Invalidation of agreements entered into by a bankruptcy trustee with the approval of the supervisory judge under Article 69 of the Bankruptcy Act?

Article
NL Law

The Dutch Supreme Court handed down a judgment (ECLI:NL:HR:2023:1751) on 15 December 2023 clarifying whether agreements entered into by a bankruptcy trustee with the approval of the supervisory judge can be affected by an application under Article 69 of the Dutch Bankruptcy Act (DBA).

In the case in question, the estate included a house of considerable value. The supervisory judge allowed the bankruptcy trustee to sell the house privately rather than publicly (Article 176(1) DBA). The bankruptcy trustee offered the property for sale on the Dutch housing website funda.nl at a target price of EUR 1.6 million. Initially, the trustee reached an agreement with the daughter of the bankrupt (the Daughter) to purchase the property for EUR 1.875 million. However, the sale did not go through, as the Daughter defaulted and remained in default. Then, the bankruptcy trustee received an offer of EUR 1.25 million from another interested party (the Buyer). The bankruptcy trustee accepted this offer with the supervisory judge’s approval, which approval is required by the DBA. Shortly thereafter, another interested party (the Competing Bidder) made an offer of EUR 1.225 million. As this offer was lower than the Buyer's offer, the supervisory judge did not reconsider his earlier approval. Consequently, the bankruptcy trustee entered into a purchase agreement with the Buyer. Subsequently, the Competing Bidder increased its offer to EUR 1.275 million. Although this bid was higher, the bankruptcy trustee rejected this offer as he had already entered into an agreement with the Buyer. 

The bankrupt did not agree with the bankruptcy trustee's decision to reject the Competing Bidder's offer and filed an application under Article 69 DBA requesting the supervisory judge, among other things, to order the bankruptcy trustee to dissolve (ontbinden) the agreement with the Buyer and to enter into an agreement with the Bidder instead. Article 69 DBA allows any creditor, a creditors' committee or a bankrupt by application to the supervisory judge to object to any act of the bankruptcy trustee or to request the judge to order the bankruptcy trustee to carry out or to refrain from carrying out certain acts.
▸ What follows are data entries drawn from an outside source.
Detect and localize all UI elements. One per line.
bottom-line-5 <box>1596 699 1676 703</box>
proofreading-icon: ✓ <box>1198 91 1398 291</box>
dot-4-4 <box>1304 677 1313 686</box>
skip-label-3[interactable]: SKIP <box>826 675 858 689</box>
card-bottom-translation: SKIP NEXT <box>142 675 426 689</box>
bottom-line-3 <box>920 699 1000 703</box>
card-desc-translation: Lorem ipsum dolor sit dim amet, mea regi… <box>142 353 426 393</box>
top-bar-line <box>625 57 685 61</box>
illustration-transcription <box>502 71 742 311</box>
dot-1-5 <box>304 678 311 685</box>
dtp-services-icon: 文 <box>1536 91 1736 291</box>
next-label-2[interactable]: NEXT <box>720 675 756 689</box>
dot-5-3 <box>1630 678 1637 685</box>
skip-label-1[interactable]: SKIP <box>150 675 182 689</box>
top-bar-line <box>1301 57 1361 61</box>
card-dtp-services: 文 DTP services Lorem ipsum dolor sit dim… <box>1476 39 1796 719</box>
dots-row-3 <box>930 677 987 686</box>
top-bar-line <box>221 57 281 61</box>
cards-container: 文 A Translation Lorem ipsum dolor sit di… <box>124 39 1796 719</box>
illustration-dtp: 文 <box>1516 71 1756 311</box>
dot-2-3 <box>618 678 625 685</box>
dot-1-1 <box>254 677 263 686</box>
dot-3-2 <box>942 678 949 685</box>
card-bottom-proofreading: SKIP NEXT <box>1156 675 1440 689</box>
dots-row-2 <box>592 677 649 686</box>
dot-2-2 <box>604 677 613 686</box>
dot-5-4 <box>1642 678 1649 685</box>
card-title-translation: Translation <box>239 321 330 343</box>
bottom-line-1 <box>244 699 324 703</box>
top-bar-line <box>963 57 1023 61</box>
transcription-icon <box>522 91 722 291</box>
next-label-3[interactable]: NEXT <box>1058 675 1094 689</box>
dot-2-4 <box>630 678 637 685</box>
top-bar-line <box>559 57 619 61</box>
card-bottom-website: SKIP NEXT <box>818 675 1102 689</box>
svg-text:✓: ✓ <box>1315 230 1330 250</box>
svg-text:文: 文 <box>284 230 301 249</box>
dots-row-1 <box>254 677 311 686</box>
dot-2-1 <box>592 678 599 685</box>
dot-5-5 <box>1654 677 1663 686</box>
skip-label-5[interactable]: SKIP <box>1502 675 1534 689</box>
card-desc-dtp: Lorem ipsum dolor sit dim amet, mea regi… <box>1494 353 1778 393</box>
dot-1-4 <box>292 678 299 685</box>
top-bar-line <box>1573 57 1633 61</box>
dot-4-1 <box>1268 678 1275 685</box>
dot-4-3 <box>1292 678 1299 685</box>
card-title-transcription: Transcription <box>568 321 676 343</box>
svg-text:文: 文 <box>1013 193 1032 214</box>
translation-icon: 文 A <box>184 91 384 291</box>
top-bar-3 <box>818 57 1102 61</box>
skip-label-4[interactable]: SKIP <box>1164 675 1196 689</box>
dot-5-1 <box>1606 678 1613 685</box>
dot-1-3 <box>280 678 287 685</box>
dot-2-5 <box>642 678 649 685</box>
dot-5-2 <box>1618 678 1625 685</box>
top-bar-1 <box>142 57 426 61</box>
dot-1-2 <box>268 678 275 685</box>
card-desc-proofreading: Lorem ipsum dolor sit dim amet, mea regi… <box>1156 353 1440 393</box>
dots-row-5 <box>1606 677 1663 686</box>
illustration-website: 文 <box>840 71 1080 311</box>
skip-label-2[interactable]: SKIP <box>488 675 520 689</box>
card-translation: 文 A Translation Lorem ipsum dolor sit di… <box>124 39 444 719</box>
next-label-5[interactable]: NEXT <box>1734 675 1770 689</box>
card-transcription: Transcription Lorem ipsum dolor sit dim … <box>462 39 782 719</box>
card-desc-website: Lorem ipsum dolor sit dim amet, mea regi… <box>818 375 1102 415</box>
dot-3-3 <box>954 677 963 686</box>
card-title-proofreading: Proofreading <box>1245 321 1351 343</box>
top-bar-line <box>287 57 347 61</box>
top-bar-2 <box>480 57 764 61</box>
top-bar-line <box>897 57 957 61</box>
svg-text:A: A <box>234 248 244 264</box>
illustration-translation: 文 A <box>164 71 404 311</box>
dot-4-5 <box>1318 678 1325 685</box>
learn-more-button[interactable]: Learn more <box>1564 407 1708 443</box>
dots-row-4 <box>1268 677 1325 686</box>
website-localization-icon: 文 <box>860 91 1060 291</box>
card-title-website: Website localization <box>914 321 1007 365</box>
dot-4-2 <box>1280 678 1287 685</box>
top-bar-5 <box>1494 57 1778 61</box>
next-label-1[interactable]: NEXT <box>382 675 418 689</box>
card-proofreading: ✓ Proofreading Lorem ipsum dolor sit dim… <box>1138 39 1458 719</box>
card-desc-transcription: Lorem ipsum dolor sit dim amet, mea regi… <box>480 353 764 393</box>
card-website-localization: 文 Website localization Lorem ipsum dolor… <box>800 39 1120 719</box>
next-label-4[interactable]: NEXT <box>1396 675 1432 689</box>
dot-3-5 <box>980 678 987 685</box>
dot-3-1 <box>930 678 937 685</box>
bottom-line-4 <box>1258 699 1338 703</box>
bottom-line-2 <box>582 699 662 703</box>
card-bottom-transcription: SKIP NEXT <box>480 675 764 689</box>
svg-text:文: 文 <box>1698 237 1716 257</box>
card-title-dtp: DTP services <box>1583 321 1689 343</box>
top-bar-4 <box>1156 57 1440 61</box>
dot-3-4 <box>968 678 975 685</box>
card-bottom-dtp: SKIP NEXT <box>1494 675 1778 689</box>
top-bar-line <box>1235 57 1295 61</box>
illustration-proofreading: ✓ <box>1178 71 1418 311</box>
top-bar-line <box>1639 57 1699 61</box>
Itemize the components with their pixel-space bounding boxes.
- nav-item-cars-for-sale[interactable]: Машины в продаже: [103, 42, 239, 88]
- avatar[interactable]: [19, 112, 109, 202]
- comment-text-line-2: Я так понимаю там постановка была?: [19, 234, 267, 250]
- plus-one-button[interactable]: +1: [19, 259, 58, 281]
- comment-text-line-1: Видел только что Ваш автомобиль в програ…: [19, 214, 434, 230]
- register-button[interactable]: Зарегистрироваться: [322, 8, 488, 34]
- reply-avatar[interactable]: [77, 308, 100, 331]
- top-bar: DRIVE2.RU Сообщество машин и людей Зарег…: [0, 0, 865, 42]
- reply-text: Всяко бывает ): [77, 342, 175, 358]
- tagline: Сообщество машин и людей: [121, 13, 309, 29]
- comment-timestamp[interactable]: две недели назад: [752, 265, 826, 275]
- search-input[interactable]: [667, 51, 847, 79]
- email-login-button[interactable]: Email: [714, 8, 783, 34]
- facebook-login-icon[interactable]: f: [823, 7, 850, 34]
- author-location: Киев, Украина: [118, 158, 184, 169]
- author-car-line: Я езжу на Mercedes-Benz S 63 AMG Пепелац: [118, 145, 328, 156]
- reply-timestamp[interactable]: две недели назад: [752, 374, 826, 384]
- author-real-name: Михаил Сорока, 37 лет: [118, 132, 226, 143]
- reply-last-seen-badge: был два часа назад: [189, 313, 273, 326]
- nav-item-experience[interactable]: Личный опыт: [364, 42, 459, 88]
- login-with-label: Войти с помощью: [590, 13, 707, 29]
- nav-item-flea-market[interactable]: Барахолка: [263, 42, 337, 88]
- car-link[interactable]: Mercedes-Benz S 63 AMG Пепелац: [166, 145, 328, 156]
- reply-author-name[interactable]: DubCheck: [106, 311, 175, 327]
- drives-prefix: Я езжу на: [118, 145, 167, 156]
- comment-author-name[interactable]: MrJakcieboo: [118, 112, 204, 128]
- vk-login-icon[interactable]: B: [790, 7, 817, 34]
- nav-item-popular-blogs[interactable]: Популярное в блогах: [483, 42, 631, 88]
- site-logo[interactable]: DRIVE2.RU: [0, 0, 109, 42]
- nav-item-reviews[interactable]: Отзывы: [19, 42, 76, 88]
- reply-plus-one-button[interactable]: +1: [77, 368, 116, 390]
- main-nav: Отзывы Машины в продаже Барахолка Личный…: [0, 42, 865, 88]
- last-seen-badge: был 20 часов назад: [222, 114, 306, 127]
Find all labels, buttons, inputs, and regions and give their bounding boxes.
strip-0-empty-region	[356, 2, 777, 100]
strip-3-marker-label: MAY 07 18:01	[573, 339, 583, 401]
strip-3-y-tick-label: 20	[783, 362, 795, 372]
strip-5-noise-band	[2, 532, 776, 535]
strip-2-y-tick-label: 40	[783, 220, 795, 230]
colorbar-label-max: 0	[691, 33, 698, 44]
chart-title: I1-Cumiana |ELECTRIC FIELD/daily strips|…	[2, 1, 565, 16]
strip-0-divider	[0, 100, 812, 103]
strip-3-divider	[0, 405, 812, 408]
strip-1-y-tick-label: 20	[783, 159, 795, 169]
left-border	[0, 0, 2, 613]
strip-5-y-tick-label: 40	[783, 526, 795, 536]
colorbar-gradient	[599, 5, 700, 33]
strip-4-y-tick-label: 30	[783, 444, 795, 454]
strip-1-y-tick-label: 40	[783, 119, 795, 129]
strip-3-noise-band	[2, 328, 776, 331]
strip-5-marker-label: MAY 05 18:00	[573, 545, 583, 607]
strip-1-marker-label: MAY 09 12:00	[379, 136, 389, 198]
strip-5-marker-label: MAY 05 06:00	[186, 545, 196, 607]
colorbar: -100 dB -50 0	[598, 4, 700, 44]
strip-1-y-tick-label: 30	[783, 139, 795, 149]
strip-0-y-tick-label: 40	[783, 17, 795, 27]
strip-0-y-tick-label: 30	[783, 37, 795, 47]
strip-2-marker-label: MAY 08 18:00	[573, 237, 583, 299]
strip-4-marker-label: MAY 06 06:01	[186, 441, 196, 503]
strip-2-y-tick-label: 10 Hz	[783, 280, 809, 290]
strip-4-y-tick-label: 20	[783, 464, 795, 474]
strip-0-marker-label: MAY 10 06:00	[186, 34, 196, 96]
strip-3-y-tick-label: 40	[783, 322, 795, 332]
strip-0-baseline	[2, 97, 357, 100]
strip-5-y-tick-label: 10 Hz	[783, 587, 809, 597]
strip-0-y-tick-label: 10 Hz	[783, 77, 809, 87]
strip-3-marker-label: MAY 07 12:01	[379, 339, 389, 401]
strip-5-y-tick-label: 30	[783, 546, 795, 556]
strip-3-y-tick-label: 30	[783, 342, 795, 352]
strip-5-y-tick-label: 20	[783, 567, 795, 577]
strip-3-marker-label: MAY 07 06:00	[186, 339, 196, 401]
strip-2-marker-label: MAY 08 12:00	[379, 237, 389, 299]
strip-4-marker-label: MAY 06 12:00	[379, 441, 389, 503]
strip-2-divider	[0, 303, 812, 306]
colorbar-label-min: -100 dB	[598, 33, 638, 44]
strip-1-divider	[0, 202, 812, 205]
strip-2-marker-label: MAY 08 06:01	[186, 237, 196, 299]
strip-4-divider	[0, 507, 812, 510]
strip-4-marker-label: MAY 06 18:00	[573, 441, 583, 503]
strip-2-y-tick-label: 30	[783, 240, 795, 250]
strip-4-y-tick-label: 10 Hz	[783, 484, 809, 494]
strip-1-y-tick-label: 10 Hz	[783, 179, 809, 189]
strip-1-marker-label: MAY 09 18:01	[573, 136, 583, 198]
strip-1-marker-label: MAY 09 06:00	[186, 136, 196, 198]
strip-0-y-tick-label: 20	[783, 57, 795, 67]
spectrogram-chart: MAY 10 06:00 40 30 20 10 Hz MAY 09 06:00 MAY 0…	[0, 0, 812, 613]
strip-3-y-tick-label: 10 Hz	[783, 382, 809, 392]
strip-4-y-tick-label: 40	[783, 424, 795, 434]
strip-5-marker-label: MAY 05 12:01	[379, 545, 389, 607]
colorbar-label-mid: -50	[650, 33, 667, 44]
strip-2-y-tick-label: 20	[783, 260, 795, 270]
The supervisory judge rejected the bankrupt's application as he decided that Article 69 DBA does not provide a legal ground to dissolve an agreement that has been validly entered into by the bankruptcy trustee with the supervisory judge’s approval. 

Subsequently, the bankrupt appealed to the court. The court partly agreed with the bankrupt and ordered the bankruptcy trustee to dissolve the agreement with the Buyer and to start a new public and transparent sale and purchase procedure. The court found that the bankruptcy trustee had not sufficiently taken into account the importance of a competitive and transparent sales process in order to obtain the highest possible proceeds. It decided that the supervisory judge could also have reconsidered its approval of the agreement with the Buyer when it became apparent that there were other interested parties. The fact that a contract had already been entered into and the bankrupt estate might be liable for loss resulting from the dissolution of the contract did not make this any different, according to the court.

The bankruptcy trustee then appealed to the Supreme Court. He argued that an application under Article 69 DBA could not invalidate the bankruptcy trustee's commitment to a validly entered into agreement that has been approved by the supervisory judge. This appeal was successful. The Supreme Court confirmed that the binding effect of an agreement entered into by a bankruptcy trustee could not be reversed under Article 69 DBA (or on appeal under Article 67(1) DBA). This would be otherwise only if the requested order under Article 69 DBA resulted in the bankruptcy trustee exercising a power of dissolution conferred on him by law or by agreement. This is an understandable and satisfactory decision by the Supreme Court. A contrary decision would lead to legal uncertainty for parties entering into an agreement with a bankruptcy trustee and would most likely result in lower proceeds from sales transactions in estates. Furthermore, there is no legal justification for treating these agreements differently from similar agreements entered into outside a bankruptcy. 

This case shows that parties involved in a bankruptcy (such as creditors) have only a limited timeframe to influence possible sales transactions in an estate. When a contract has been entered into, their options to influence the bankruptcy acts in this respect are limited.